In my view there is a clear causal relationship between the conduct of the offender when committing the offence and the injuries suffered to both the head and hand of the applicant. The latter was demonstrably caused by the applicant defending herself against an attack by the offender with the machete and wresting it from his grasp. The applicant is not to be compensated for any physical injury inflicted upon her by Ms Ugle. In terms of mental and nervous shock, however, it is very much the case that the offender and Ms Ugle acted in concert with the offender, being armed, presenting as far more dangerous than Ms Ugle. That danger, for the applicant, was exacerbated by the fact that she was, from the outset, struggling with Ms Ugle who had attacked her at the instigation of the offender. It was wrong, in my view, of the chief assessor, with respect to her, to conclude that no aspect of the conduct of Ms Ugle was compensable on Ms Hayward's application. Ms Ugle's conduct was inextricably part of the context of the offence of assault occasioning bodily harm committed by the offender.

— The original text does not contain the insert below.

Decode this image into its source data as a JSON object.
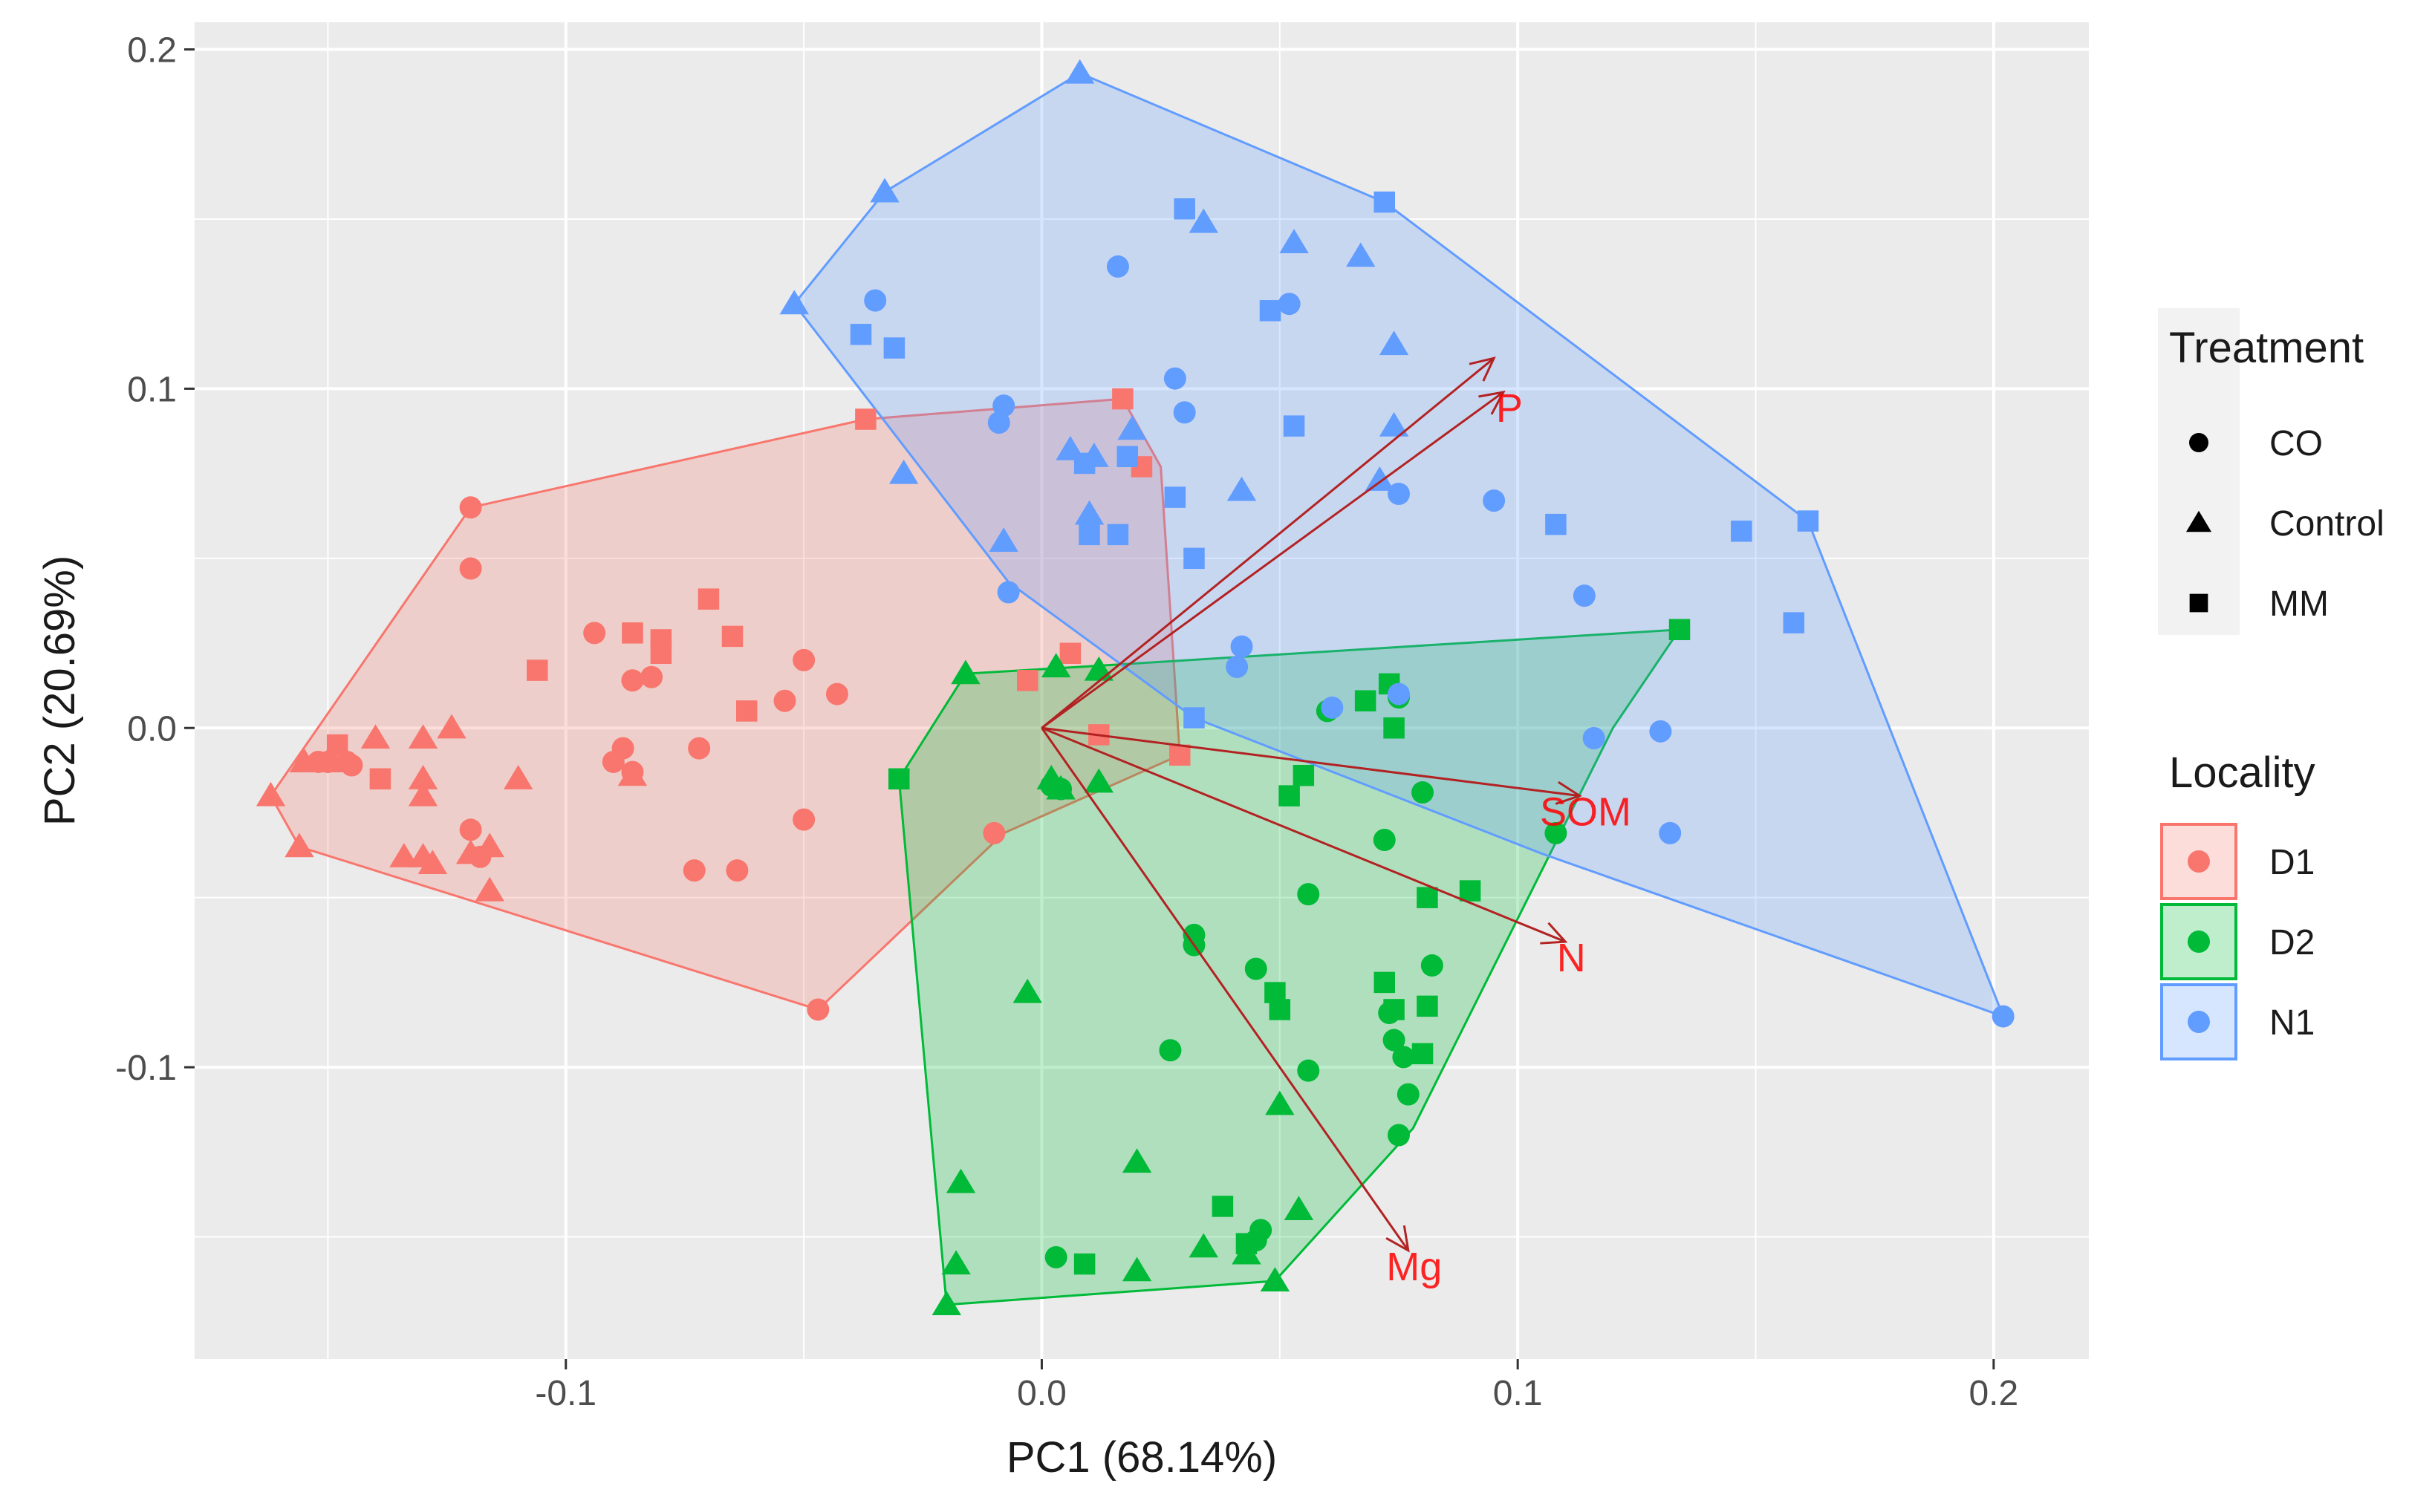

In my view, a proper award of damages for the injuries suffered by the applicant consequent upon the offence committed is, taking into account Ms Hayward's pre-existing depression, $23,000.
Finally, the chief assessor said that she was satisfied that the applicant had incurred travelling expenses to travel to Bunbury for the assessment with Mr Hatchett. She included the sum of $200 compensation for those expenses. The Act defines the term 'loss' to include expenses that are likely to be reasonably incurred by or on behalf of the victim for treatment that the victim is likely to need as a direct consequence of the injuries suffered by the victim as well as expenses actually incurred. The chief assessor appears to have compensated Ms Hayward only for her incurred travelling expenses relating to her assessment by Mr Hatchett and the need to travel to Bunbury for that purpose. She noted that Mr Hatchett had indicated that between 12 and 18 sessions of counselling would likely be required to treat the condition suffered by Ms Hayward. She said that she had made provision for gap expenses likely to be incurred for six counselling sessions reflecting the extent to which she was satisfied that the condition arose as a consequence of the proved offence. I propose to allow travel expenses both already incurred and to be incurred in the sum of $750.

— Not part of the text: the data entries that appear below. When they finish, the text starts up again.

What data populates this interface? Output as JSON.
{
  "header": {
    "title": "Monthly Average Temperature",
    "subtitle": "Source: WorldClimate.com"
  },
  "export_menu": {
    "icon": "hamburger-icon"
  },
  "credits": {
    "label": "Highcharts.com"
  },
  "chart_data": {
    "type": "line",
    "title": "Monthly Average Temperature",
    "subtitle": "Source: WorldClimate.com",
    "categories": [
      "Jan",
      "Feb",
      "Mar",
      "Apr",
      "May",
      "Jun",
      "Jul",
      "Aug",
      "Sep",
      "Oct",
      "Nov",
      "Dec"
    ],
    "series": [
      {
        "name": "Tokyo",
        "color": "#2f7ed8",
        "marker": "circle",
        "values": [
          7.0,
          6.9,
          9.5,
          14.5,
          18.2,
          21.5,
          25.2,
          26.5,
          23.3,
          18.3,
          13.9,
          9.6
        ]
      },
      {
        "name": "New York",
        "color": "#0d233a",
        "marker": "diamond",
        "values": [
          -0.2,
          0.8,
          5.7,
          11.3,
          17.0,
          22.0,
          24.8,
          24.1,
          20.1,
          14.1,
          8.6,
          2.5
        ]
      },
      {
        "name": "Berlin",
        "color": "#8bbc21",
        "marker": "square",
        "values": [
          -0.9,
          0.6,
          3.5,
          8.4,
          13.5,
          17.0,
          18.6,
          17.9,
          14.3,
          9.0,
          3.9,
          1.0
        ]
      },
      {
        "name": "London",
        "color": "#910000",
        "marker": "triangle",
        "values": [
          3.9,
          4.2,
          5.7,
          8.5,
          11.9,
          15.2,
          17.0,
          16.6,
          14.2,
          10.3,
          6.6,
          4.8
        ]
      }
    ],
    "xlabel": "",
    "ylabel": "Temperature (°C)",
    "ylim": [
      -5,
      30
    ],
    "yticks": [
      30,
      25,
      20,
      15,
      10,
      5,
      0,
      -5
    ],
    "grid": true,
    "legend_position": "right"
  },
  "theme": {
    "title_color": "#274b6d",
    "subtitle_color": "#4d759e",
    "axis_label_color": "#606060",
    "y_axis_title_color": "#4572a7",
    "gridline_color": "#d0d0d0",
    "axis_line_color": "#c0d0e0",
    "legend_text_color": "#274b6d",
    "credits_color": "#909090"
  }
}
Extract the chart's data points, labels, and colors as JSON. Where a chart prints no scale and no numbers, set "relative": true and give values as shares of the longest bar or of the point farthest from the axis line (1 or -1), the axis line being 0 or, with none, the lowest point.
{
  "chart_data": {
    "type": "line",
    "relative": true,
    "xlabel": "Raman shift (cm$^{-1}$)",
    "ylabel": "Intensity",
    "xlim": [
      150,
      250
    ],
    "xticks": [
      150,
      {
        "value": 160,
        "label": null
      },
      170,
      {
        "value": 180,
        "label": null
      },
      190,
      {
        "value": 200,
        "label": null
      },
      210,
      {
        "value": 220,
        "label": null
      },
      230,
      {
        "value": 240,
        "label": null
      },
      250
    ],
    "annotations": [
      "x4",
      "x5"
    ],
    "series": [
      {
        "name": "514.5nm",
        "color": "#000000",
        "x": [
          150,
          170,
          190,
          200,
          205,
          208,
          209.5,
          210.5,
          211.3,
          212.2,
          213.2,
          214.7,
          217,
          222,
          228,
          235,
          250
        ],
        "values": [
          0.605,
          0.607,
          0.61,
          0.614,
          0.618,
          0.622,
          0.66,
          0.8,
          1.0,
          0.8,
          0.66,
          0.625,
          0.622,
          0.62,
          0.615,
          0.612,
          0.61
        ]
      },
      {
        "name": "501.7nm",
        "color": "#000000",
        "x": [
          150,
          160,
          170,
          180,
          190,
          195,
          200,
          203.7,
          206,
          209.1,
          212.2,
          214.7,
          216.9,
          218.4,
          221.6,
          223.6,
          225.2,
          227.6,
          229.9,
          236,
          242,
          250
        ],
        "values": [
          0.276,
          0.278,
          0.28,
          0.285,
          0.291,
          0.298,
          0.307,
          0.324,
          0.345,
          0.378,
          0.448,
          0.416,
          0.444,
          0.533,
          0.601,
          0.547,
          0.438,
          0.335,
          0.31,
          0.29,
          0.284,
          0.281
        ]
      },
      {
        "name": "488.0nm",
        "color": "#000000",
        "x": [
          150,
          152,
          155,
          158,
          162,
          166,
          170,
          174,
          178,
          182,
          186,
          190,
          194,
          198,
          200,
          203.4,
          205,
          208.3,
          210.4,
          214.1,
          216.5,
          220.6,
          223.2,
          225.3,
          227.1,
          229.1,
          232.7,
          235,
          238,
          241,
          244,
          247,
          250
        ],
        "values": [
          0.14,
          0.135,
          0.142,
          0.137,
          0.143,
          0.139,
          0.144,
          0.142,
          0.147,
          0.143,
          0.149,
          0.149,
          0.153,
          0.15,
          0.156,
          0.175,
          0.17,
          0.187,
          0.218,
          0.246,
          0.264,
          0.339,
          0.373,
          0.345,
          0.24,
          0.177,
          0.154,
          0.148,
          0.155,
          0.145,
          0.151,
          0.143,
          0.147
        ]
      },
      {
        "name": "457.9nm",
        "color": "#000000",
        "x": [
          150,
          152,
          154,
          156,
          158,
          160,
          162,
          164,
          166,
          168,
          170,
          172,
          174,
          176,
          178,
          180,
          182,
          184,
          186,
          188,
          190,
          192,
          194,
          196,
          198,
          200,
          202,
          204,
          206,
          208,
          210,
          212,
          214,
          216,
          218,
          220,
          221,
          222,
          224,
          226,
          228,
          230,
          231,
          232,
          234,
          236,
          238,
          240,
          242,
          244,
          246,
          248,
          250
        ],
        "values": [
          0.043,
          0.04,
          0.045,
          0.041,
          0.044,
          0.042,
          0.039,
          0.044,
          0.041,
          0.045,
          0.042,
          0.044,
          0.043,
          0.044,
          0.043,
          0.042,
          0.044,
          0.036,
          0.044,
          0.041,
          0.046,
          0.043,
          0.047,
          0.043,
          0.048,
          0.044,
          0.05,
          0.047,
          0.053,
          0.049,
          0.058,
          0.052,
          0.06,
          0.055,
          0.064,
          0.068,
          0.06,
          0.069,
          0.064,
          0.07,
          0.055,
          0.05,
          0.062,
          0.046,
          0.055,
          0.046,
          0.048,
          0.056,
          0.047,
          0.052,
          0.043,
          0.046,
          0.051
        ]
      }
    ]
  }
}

In my view, with respect to the chief assessor, it was wrong to discount the award made to Ms Hayward in the manner and for the reasons enunciated by her. The result of the error is that the award made to Ms Hayward was quite inadequate. I allow the appeal and propose the following orders:
1.The appeal be allowed.
2.The award of compensation made by the chief assessor dated 18 August 2011 be varied as follows:
(a)Injuries $23,000
(b)Travel expenses $750
The total amount of the award is therefore $26,171, the sum of $510 being subject to s 48 of the Act.